Aşırı çok-parti sistemi ideolojik bakımdan aşırı kutuplaşmıştır. Sistemin iki ucunda rejim karşıtı partiler yer almakta ve bunlardan biri veya her ikisi, gerek ülke gerek parlâmento içinde önemli bir güç oluşturmaktadır. Aşırı partilerin dışında, birkaç merkez partisinden oluşan bir merkez koalisyonu vardır. Dolayısıyla sistem, iki-kutup- lu değil, üç kutuplu ya da çok kutupludur. (multipolar).

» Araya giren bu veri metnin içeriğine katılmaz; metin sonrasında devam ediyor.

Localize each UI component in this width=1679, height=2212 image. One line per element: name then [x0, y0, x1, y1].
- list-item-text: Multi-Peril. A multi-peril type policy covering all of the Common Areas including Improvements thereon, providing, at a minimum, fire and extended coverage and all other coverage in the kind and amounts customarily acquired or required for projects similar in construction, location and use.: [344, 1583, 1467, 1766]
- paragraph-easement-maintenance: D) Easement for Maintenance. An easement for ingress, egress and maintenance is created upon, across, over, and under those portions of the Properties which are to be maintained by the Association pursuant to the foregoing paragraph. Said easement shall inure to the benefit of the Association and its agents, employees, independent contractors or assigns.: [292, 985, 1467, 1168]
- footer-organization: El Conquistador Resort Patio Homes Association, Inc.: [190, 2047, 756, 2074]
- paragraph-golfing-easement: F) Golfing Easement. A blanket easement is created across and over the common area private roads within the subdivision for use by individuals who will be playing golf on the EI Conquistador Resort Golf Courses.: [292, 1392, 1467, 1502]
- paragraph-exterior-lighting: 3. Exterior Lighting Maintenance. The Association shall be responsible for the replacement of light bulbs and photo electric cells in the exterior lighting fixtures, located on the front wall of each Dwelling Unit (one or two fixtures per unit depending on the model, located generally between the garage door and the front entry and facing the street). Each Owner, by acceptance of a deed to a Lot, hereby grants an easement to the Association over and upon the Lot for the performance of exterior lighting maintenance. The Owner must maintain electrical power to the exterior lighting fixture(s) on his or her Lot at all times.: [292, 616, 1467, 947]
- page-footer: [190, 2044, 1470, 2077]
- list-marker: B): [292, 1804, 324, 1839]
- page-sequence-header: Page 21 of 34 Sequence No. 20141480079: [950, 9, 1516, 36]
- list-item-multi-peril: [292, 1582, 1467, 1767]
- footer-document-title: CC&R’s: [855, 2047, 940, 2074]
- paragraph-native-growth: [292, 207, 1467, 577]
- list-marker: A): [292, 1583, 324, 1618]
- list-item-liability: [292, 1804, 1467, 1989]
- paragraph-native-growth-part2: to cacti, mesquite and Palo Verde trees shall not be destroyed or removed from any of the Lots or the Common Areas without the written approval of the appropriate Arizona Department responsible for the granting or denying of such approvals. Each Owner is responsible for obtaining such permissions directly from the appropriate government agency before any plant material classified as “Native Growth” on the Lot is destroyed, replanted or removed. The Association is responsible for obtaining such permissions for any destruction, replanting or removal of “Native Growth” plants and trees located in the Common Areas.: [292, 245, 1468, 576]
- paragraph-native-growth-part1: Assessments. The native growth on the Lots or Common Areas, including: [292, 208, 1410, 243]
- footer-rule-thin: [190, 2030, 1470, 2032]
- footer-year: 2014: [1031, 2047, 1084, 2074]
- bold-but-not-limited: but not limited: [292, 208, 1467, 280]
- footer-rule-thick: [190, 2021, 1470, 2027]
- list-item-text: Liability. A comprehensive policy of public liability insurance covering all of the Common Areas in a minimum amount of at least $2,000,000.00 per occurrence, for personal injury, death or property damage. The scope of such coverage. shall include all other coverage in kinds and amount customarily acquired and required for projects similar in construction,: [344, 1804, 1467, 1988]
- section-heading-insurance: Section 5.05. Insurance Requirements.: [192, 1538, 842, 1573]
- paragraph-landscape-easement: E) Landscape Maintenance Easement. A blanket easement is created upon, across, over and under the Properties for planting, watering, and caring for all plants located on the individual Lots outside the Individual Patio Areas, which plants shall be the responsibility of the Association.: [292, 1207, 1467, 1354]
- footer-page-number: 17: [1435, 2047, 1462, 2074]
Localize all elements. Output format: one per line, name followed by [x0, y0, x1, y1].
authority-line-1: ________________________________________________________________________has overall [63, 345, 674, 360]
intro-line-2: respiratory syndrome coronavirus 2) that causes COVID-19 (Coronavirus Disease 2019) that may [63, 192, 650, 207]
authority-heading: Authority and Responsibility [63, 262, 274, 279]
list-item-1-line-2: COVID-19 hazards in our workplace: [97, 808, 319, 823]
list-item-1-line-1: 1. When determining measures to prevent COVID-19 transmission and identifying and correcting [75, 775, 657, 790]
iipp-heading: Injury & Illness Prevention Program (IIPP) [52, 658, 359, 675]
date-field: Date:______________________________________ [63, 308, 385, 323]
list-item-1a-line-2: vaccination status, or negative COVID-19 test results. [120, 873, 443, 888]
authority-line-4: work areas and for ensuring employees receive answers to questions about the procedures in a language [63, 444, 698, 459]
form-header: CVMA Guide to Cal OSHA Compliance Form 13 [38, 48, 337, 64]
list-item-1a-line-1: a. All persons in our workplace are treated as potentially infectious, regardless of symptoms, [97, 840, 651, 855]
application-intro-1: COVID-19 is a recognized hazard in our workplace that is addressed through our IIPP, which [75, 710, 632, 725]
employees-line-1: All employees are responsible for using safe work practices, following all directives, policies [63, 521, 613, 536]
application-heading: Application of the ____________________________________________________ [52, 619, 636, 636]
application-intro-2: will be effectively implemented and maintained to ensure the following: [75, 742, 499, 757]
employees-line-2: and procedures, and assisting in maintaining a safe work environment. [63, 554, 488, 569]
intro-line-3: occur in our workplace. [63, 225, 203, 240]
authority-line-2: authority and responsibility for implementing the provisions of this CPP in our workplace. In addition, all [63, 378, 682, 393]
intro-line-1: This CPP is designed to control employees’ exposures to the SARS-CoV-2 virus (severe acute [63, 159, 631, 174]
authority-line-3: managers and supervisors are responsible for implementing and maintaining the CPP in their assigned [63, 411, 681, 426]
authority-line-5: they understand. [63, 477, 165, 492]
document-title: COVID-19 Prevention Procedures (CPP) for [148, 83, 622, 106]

Aşırı çok-parti sisteminin başka bir sakıncası da, merkez partilerinden oluşan hükûmet koalisyonlarının, genellikle, cesaretli ve tutarlı politikalar izleme yeteneğinden yoksun olmalarıdır. Bu tür sistemlere örnek olarak, Weimar Almanya’sı, Dördüncü Cumhuriyet Fransa’sı ve İkinci Dünya Savaşı sonrası İtalya gösterilebilir.
SEÇİM SİSTEMLERİ VE PARTİ SİSTEMLERİ
Duverger’nin, “Duverger kanunları” olarak da anılan ayrıntılı önermeleridir. Yazara göre, “parti sistemi ile seçim sistemi, birbirlerine çözülmez şekilde bağlı ve bazen analiz yoluyla bile ayır- dedilmesi güç iki gerçekliktir...Seçim sisteminin genel etkisi, aşağıdaki üç formülde şemalaştırılabilir: (1) Nisbî temsil, sert, bağımsız ve ( coşkusal akımlar dışında) istikrarlı partilerden kurulu bir çok-parti sistemini teşvik eder; (2) İki turlu çoğunluk usûlü, yumuşak, bağımlı ve (her zaman için) nisbeten istikrarlı partilerden oluşan bir çok-parti sistemini teşvik eder; (3) Tek-turlu basit çoğunluk sistemi, iktidarın büyük bağımsız partiler arasında el değiştirdiği bir iki-parti sistemini teşvik eder.”
Duverger’ye göre, tek-turlu basit çoğunluk sisteminin29 iki-parti sistemini teşvik etmesi, kitabında ileri sürdüğü bütün varsayımlar arasında “gerçek bir sosyolojik kanuna en çok yaklaşanadır. Yazar, bu ilişkiyi bir “tunç kanun” olarak nitelendirmekte ve iki değişken arasında hemen hemen tam bir korelasyonun gözlemlendiğini; iki partili tek-turlu basit çoğunluk sistemine sahip olduklarını, bu sistemi uygulayan ülkelerde de iki-parti sisteminin mevcut olduğunu belirtmektedir.
Mekanik etken ve psikolojik etken. Mekanik etken, üçüncü (en zayıf) partinin eksik-temsiline, yeni parlâmentodaki sandalye oranının, oy oranından daha düşük olmasına dayanır. Mekanik etken, bir süre sonra, Duverger’nin “kutuplaşma olayı” adını verdiği psikolojik etkeni harekete geçirir.
Duverger’nin ikinci önermesi, iki-turlu çoğunluk usûlünün32, çok-parti sistemini teşvik edeceğidir. Çünkü bu sistemde benzer eğilimli partilerin çokluğu, bunların toplam milletvekili sayısını olumsuz yönde etkilemez.
Ehven- i Şer: Olumsuz iki seçenekten birinin mecburen tercih edilmesi durumu.